Typical American breakfasts tend to be long on sugar and short on protein, which is the opposite of what you need before that long morning stretch between breakfast at sixish and lunch at noonish. Don't get me wrong, I love my breakfast pastries, and have a cheese danish recipe I've been eyeing for the blog (but time, ask me for anything but time). However, when we do indulge in something like that for breakfast, it's accompanied by meats, or eggs.
I also like yogurt for breakfast, although if I do that on a school day, I'll pack a protein bar because it doesn't 'stick' the way eggs do. The quinoa was something Mom tried on me, and she warned me it had 'texture' but when I bit into it, I looked up and told her 'it's like steel-cut oats' and I liked it a lot, if I can find it at a reasonable price I'll add it to my repertoire here. I love steel-cut oats, or old-fashioned oatmeal. I don't do quick, or instant, might as well eat glue. Steel-cut oats, and quinoa (I looked it up) can be set up in a slow-cooker or rice cooker and prepared overnight to be ready in the morning, and this is a good way to fix them in milk or apple cider (so delicious!) without worrying about burning the pan over a burner. The proportions are different: 1 cup of quinoa to two cups liquid, but 1 cup of steel-cut (scottish) oats to 4 cups of liquid.
So what do you like for a quick and easy breakfast?

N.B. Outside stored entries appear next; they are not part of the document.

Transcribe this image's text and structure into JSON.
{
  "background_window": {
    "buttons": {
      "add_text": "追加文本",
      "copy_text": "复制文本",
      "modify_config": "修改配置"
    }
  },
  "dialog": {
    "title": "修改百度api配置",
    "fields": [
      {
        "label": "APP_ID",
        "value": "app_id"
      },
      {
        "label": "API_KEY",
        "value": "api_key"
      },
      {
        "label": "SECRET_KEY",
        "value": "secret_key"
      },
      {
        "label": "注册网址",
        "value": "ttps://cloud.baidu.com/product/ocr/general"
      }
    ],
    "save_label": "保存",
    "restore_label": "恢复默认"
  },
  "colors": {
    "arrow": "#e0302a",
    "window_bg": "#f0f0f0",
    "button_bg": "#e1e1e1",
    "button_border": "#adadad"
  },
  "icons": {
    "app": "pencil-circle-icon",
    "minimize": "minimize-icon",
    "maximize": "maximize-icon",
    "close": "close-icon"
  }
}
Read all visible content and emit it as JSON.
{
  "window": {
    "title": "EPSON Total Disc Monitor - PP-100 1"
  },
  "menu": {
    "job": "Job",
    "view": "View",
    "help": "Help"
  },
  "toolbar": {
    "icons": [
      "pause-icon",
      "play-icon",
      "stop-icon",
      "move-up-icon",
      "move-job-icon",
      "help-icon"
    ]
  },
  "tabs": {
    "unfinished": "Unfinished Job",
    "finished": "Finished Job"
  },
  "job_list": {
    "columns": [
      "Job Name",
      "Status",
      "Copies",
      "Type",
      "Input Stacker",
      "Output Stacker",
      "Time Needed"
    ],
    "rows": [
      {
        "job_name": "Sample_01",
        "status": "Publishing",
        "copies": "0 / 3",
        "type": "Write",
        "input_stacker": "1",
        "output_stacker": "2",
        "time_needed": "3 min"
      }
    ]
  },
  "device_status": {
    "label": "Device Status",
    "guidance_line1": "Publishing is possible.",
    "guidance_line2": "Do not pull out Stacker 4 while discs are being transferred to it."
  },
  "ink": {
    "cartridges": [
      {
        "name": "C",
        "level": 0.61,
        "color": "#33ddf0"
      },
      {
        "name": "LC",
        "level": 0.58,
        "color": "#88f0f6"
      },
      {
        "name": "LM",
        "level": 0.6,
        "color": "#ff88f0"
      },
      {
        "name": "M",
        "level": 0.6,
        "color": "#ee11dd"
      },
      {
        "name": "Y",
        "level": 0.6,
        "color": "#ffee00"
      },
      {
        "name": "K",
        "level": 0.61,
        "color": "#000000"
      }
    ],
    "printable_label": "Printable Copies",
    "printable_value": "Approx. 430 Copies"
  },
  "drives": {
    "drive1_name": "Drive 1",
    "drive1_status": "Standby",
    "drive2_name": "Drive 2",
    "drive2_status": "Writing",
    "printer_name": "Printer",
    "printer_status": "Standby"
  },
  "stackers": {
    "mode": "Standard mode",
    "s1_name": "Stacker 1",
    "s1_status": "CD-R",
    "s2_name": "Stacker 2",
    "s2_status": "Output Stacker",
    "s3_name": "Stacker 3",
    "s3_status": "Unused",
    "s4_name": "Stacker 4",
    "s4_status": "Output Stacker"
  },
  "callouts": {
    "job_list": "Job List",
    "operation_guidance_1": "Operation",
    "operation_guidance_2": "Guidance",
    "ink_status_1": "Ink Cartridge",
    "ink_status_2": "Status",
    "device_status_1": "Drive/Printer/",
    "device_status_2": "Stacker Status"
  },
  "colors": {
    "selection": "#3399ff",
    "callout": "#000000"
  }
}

Yogurt with tangerine sections, and orange sauce. Yep, the stuff you dip eggrolls in. It was good!
Dipping orange or tangerine slices is fun for kids.
Quinoa cooked in milk, drizzled with molasses.
Slow pour of molasses on Quinoa
Plain yogurt, fresh raspberries, and drizzled with honey. Luxury breakfast.
Old-fasioned oatmeal, walnut meal, brown sugar, and chopped dates. Deliciously Brown.